🌺114🌺 - O SEGREDO DA MINHA AVÓ
Retirado do meu Álbum de Mémorias, hoje contarei da minha avó Dona Benzinha.
Poucas palavras sempre serão insuficientes e transbordariam a minha avó, que só caberia em um alfabeto inteiro. Nascida em uma pequena cidade rural, esposa de um fazendeiro, era uma bela mulher, alta e de porte elegante, personalidade autoritária que comandava toda a família com um simples olhar e nunca contrariada. O nome era Auta, porém tratada por Dona Benzinha (corruptela de benzinho), costume antigo de criarem sempre alcunhas como Jana, Cotinha, Maninha etc.
Vaidosa, famosa por sua beleza na juventude, talhava feito navalha conversas sobre idade – “Vamos parar com essas tolices?” Assunto afastado firmemente sem ninguém ousar contrariar. Aliás, contar da idade nunca pertenceu ao cotidiano na casa da minha avó, e até penso que os seus oito filhos, na maturidade, já desconheciam uns a idade dos outros.
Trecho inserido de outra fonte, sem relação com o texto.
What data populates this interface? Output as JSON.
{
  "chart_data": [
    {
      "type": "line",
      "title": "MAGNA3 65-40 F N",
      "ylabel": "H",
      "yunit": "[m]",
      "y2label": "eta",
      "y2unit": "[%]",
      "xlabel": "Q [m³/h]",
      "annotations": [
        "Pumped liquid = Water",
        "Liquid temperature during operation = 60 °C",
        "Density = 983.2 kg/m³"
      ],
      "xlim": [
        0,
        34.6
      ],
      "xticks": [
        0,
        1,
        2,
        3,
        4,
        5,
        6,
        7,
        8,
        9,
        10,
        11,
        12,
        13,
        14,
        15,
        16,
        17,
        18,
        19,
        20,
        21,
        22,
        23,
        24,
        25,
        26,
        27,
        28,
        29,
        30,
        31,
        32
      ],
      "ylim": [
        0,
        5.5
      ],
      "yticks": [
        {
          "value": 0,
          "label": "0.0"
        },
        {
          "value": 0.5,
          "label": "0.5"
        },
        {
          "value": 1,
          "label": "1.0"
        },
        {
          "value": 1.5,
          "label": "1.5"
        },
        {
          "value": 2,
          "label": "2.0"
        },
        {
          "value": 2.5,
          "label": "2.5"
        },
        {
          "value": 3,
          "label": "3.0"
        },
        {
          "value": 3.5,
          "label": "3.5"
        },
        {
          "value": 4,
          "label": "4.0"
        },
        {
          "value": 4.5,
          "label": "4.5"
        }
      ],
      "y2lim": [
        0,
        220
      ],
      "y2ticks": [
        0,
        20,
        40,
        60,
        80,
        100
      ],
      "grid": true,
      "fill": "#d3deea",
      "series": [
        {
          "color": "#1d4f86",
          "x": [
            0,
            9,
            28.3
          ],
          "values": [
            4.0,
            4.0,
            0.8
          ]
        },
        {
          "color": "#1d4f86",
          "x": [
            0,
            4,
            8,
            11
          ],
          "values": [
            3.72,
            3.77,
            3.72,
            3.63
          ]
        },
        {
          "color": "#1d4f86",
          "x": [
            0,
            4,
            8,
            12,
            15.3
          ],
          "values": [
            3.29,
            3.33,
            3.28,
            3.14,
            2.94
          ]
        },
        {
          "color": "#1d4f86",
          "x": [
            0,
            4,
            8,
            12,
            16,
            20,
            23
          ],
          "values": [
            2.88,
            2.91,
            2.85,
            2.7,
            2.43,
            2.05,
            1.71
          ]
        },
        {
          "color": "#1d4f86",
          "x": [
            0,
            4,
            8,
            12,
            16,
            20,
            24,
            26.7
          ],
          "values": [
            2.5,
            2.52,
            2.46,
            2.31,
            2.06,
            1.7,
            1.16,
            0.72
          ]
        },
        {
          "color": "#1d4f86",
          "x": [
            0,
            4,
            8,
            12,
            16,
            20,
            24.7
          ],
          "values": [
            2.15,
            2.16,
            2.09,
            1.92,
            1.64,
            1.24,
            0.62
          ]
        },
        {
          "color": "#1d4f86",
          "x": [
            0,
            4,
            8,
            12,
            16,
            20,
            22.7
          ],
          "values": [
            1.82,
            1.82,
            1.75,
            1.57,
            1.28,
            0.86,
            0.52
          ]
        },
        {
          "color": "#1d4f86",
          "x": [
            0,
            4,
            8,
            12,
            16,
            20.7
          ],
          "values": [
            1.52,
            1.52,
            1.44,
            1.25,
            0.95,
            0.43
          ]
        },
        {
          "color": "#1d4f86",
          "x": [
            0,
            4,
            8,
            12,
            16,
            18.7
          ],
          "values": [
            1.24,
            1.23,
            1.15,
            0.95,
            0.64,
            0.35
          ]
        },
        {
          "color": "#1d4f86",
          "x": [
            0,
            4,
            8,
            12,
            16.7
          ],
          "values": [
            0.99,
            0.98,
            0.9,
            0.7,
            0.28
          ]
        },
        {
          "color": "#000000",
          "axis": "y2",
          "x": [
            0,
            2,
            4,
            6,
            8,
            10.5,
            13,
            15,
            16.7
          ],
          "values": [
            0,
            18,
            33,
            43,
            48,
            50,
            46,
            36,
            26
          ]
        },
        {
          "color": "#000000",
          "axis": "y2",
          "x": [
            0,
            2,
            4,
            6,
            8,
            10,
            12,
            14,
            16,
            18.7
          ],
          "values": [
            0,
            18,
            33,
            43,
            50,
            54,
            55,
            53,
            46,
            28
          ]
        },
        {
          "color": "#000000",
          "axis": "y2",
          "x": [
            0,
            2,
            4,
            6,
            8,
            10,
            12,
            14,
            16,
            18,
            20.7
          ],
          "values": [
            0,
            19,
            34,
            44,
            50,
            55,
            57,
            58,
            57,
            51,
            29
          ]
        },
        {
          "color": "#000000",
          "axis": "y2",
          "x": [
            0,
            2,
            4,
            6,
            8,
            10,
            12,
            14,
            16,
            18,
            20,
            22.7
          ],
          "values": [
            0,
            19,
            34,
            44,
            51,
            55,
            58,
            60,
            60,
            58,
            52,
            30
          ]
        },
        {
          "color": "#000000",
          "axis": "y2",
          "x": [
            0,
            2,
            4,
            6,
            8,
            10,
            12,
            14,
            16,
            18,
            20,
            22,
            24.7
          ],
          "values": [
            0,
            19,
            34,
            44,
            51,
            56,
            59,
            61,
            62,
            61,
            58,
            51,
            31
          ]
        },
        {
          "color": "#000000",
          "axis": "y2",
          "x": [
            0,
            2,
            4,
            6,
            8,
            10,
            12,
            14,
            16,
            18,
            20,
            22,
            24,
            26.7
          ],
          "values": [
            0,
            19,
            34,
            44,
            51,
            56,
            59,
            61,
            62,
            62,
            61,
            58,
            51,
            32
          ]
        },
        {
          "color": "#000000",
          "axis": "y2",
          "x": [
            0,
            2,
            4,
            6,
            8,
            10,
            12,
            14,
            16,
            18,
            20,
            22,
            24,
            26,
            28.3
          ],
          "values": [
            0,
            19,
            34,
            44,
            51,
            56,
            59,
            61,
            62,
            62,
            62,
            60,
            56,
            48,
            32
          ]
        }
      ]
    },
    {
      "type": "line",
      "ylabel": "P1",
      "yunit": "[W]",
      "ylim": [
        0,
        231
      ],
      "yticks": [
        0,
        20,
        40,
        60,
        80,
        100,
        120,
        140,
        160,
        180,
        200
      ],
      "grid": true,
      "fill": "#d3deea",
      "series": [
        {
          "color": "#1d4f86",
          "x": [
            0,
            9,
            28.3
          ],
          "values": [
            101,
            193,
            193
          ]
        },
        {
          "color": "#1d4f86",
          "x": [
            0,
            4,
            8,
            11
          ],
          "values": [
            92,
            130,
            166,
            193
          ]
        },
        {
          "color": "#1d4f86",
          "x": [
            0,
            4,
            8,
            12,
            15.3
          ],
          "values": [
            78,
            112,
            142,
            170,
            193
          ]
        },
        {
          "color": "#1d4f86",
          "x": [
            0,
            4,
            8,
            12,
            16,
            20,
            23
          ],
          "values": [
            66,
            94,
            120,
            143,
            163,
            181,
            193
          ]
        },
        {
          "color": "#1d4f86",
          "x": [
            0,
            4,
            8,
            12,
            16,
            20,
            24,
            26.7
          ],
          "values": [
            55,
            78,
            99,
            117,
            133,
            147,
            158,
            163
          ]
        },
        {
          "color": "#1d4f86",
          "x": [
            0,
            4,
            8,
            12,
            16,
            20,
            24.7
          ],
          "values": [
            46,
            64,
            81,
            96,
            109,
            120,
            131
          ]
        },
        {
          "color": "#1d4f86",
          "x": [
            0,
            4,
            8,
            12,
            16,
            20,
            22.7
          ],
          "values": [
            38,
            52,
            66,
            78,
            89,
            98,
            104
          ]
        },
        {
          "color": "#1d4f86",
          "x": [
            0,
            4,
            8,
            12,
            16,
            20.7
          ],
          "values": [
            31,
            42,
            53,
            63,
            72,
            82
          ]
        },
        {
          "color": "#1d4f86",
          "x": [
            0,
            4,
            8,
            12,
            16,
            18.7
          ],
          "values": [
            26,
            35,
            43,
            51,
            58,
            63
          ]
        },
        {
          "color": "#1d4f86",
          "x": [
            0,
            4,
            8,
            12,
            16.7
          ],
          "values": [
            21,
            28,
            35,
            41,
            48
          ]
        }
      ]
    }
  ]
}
Idade perde a importância com a chegada dos anos.
O meu irmão mais velho foi o seu primeiro neto e afilhado e, aproveitando-se desse fato, minha avó nós ensinou a chamá-la de “Dinda Benzinha”, como se afilhados fossem todos os três filhos da minha mãe, livrando-se do indesejado “avó”, sinal de tempos corridos, traças que caminham sem permissão na linha da nossa vida. Com a chegada dos outros netos, ficou aceitável o título de avó. Porém, nós, só na sua velhice avançada a chamamos avó. Mesmo assim, ao pedir-lhe a benção, respeitávamos: “A benção Dinda!”
Contudo, tenho curiosa lembrança que o seu documento de Identidade nunca foi objeto de cofre, apesar de não ser, também, algo tão acessível, guardado em sua cômoda, sobre o que me ponho a matutar a verdade dos dados. Antigamente, em pequenas vilas e cidades interioranas o registro de nascimento era por declaração do pai, nem sempre com datas corretas. Há histórias que um determinado pai ao se dirigir à Comarca esqueceu as datas de nascimento e registrou todos os quatro filhos em igual dia.
Depois que minha avó deixou de ser nossa, mais dúvidas foram lançadas sobre a idade pela sobrinha Mercedes, filha do irmão Artur, afirmando categoricamente ter minha avó falecido aos 92 anos, posto que era mais velha dois anos que o seu pai. Este fato, tenho certeza absoluta ter causado desassossego e um franzir de cenho reprovador na face espiritual de Dona Benzinha.
Resultado, paira sobre as nossas carinhosas memórias a linda convicção de que nunca saberemos a idade real da minha avó e, mais, certeza tenho que ela não declarou quantos anos tinha para entrar no céu e ouço a sua voz firme e autoritária: ”Que conversa besta é essa São Pedro?!” O Porteito do Céu deve ter sorrido e permitido a entrada. Dona Benzinha não era fácil não!
Minha avó e os seus oito filhos, aniversário de “80” anos.